“Excessive daytime sleepiness” (EDS) is one of those symptoms of PWS that tends not to get too much attention – although very common, it just doesn’t seem that serious. However, EDS can profoundly undermine success in older children and adults with PWS. It’s hard to learn anything in school if you can’t stay awake for your classes, and it’s hard to keep a job if you’re constantly falling asleep. On top of that, we all tend to be a bit grumpier and emotionally volatile when we’re tired, and that’s certainly something that’s not needed in PWS. So, in fact, excessive daytime sleepiness has a significant impact on quality of life.
The drug modafinil is a ‘wake promoting’ drug that has been used for treating narcolepsy as well as EDS due to other factors (apnea, shift work). It has a good safety record, a low risk of addiction/abuse and its major side effect in the typical population (decreased appetite) would be welcome in PWS. Modafinil has also been reported to improve symptoms of ADHD, improve mood, and there are hints that it may improve cognitive abilities (at least short term).
Because of these reasons, some older children and adults with PWS have been prescribed modafinil and, anecdotally, the results have generally been quite favorable. However, some doctors may be reluctant to prescribe modafinil since efficacy hasn’t been shown in PWS. Now Prof. M. Tauber and colleagues have published a small study that demonstrates the positive effects of modafinil in children and adolescents with PWS:
Efficacy of modafinil on excessive daytime sleepiness in Prader-Willi syndrome. This study included nine individuals with PWS, age 8-21, who had their excessive daytime sleepiness confirmed by sleep studies, with six of the nine showing sleep features that were highly reminiscent of patients with narcolepsy. This is not surprising; patients with narcolepsy as well as individuals with PWS show a reduction in orexin (a.k.a hypocretin) – a neuropeptide critical to maintaining wakefulness. Further, loss of the Magel2 gene, which is inactivated in PWS, has been shown to decrease the amount of orexin in the hypothalamus and disrupt normal circadian rhythms in the mouse [Kozlov 2007]. In this study, the individuals with PWS received modafinil at a starting dose of 100mg per day, and were increased up to a dose of 300 mg per day (one patient) as needed. The study was “open label”, meaning that both doctors and patients knew they were getting the drug.

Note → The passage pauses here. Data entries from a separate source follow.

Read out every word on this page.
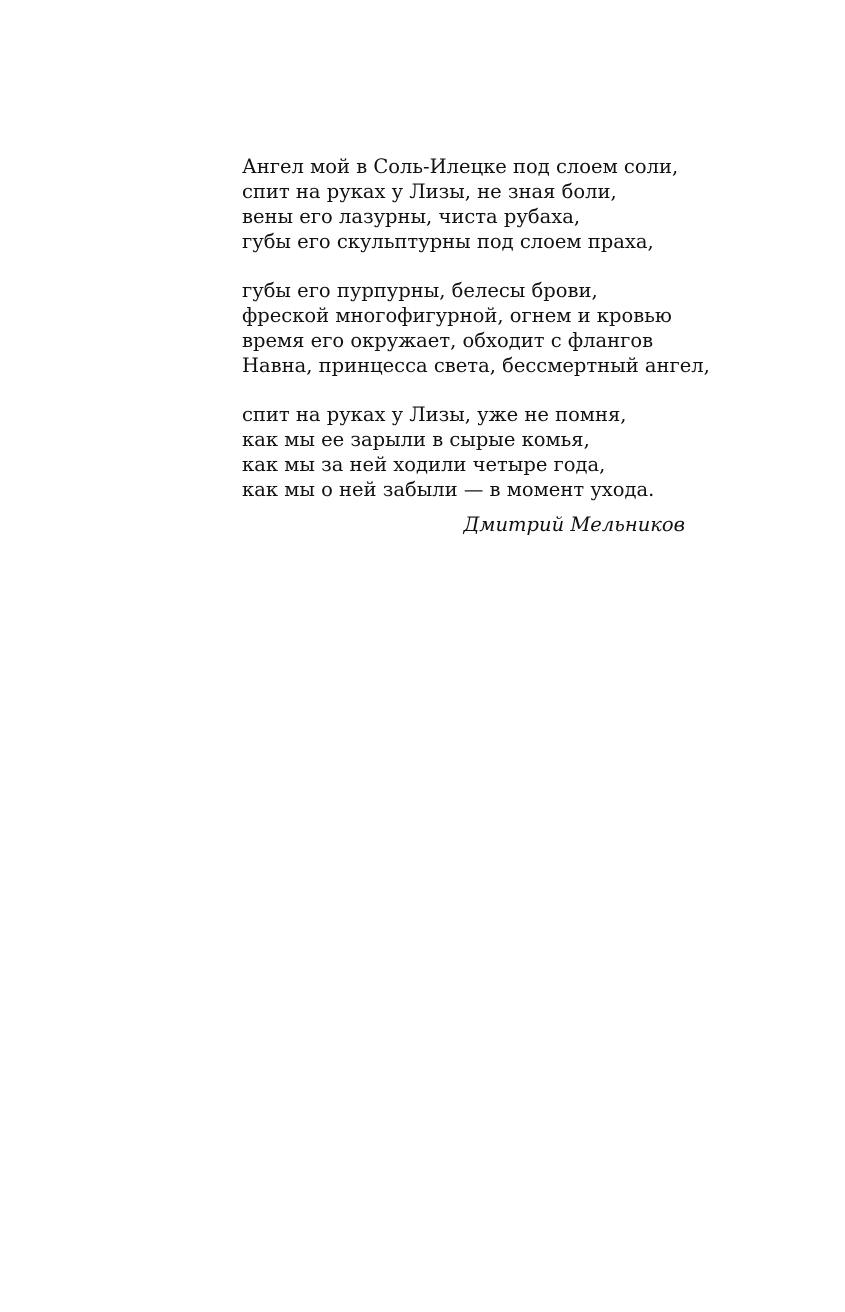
Ангел мой в Соль-Илецке под слоем соли,
спит на руках у Лизы, не зная боли,
вены его лазурны, чиста рубаха,
губы его скульптурны под слоем праха,
губы его пурпурны, белесы брови,
фреской многофигурной, огнем и кровью
время его окружает, обходит с флангов
Навна, принцесса света, бессмертный ангел,
спит на руках у Лизы, уже не помня,
как мы ее зарыли в сырые комья,
как мы за ней ходили четыре года,
как мы о ней забыли — в момент ухода.
Дмитрий Мельников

Although not the most stringent clinical trial design (a “double blind” study uses a placebo and keeps both doctor and patient unaware of who is getting the test drug), the results were nonetheless compelling. All nine patients showed significant improvements in daytime sleepiness as reported by patients and caregivers and as measured by the “Epworth sleepiness scale”. The patients took modafinil for more than two years in some cases, and the drug was well tolerated with no side effects were reported. Overall, this study suggests that modafinil might be a good choice to improve sleepiness and overall functioning in PWS.